I nodded as I adjusted the ISO setting to account for the fluorescent lights. “I really like to do photo shoots of people, but I haven’t done them since high school.”
“I haven’t seen a photographer with your passion in a long time—and you’re taking pictures of something you don’t really have an interest in.”
His voice trailed off and he tapped his foot to an imaginary beat before saying, “I honestly don’t really like people taking pictures of me—probably because I’m so used to having a camera shoved in my face, but I’d really like to see what you can do.”
I felt the soft tingle in my cheeks that said my face was going through varying shades of red as I thought of photographing him.
“I’d love to do that.”
He glanced up at the scoreboard. “Five more minutes and we can find somewhere to take pictures.”
I smirked. “I think we’re already in a good place—a high school.”
He nodded before running his hands through his hair. I snapped a picture and then turned the camera so he could see it.
He shook his head. “That’s pretty crazy….pictures don’t really ever feel like me—but that does.”
I looked at the picture. In the angle I had taken the picture he was above me, and his arm made a perfect triangle that the florescent lights shone through. A slight smile was caught on his face and his eyes showed his happiness.
“That’s because they’re posed,” I said; “this shot isn’t…this is you.”
He leaned in and kissed my cheek, which caused catcalls all around us so we both pulled away, laughing self-consciously.

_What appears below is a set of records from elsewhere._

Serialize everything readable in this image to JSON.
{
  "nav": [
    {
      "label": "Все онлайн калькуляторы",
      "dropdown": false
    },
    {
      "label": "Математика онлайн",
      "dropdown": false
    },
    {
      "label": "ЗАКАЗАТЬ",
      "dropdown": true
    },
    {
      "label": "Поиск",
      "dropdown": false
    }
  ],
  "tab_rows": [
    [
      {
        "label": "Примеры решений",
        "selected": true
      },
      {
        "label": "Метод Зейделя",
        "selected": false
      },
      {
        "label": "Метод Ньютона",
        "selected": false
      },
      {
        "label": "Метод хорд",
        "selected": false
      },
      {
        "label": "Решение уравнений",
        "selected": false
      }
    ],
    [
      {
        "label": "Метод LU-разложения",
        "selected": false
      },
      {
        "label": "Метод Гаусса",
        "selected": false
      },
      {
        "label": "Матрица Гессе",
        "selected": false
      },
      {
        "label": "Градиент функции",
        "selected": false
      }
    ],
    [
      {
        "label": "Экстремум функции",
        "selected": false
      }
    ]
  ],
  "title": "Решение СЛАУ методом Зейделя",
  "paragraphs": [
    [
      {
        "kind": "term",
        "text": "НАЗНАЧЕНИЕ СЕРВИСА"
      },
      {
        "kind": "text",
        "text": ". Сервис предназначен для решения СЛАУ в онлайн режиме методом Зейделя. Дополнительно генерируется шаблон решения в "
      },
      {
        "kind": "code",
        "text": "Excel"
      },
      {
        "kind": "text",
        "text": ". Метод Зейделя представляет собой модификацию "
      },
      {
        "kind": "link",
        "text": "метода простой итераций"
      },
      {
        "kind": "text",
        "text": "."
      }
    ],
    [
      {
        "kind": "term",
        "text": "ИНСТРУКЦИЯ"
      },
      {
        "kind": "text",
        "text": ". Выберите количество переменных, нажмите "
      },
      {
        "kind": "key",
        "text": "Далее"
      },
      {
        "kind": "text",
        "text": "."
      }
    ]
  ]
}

The next five minutes seemed like hours as I waited in unease for the buzzer to ring and people to slowly fan out of the gym. While we waited Evan played with my camera, taking pictures of us, and then me, alone, before handing it back when there was no one left in the room. He leaned easily back in the bleachers and grinned up at me as I clicked the camera.
“What’s it like?” I asked as I began down the bleachers and he stood to follow.
“What?”
“Being the guy women can’t resist staring at?”
He shook his head, and wrinkles formed at the corners eyes as he squeezed them shut. As I snapped the shot I watched his chest rise as if the thought was painful.
“Odd, I mean I never felt that I was
that
attractive. I wanted to be a singer—a musician, not some sort of sex symbol,” he explained as I picked up a basketball and threw it at him.
He caught it and I snapped another picture, this time his muscles were contracted, stretching the tattoos to the point they looked as though they would jump off his skin. He arched his arm as he shot the ball, and I caught him with a look of concentration and angst on his face.
“So when you were a teenager it wasn’t like that?”
He lowered his arms and his eyes locked on mine. “I’ve been doing this since I was sixteen. I was an awkward teenager then; once I hit about eighteen, the fame had kicked in…so had the facial hair, and I’d already started with the tattoos. Everyone
wanted
me to be a bad boy, the label wanted it, the publicists wanted it, but I was just trying to be myself.”
“How did you deal with it?” I asked as he leaned up and shot the ball without difficulty into the hoop. I caught him watching the ball go into the net, a look of apprehension on his face.
He reached up and rubbed his neck like the question caused him physical pain. I swallowed at the look in his eyes, snapping the picture without really paying attention to what I was doing. I didn’t care because I was seeing him as a human being. From his body language this wasn’t something that he readily admitted to people. I wondered—what was so different about me that he would share?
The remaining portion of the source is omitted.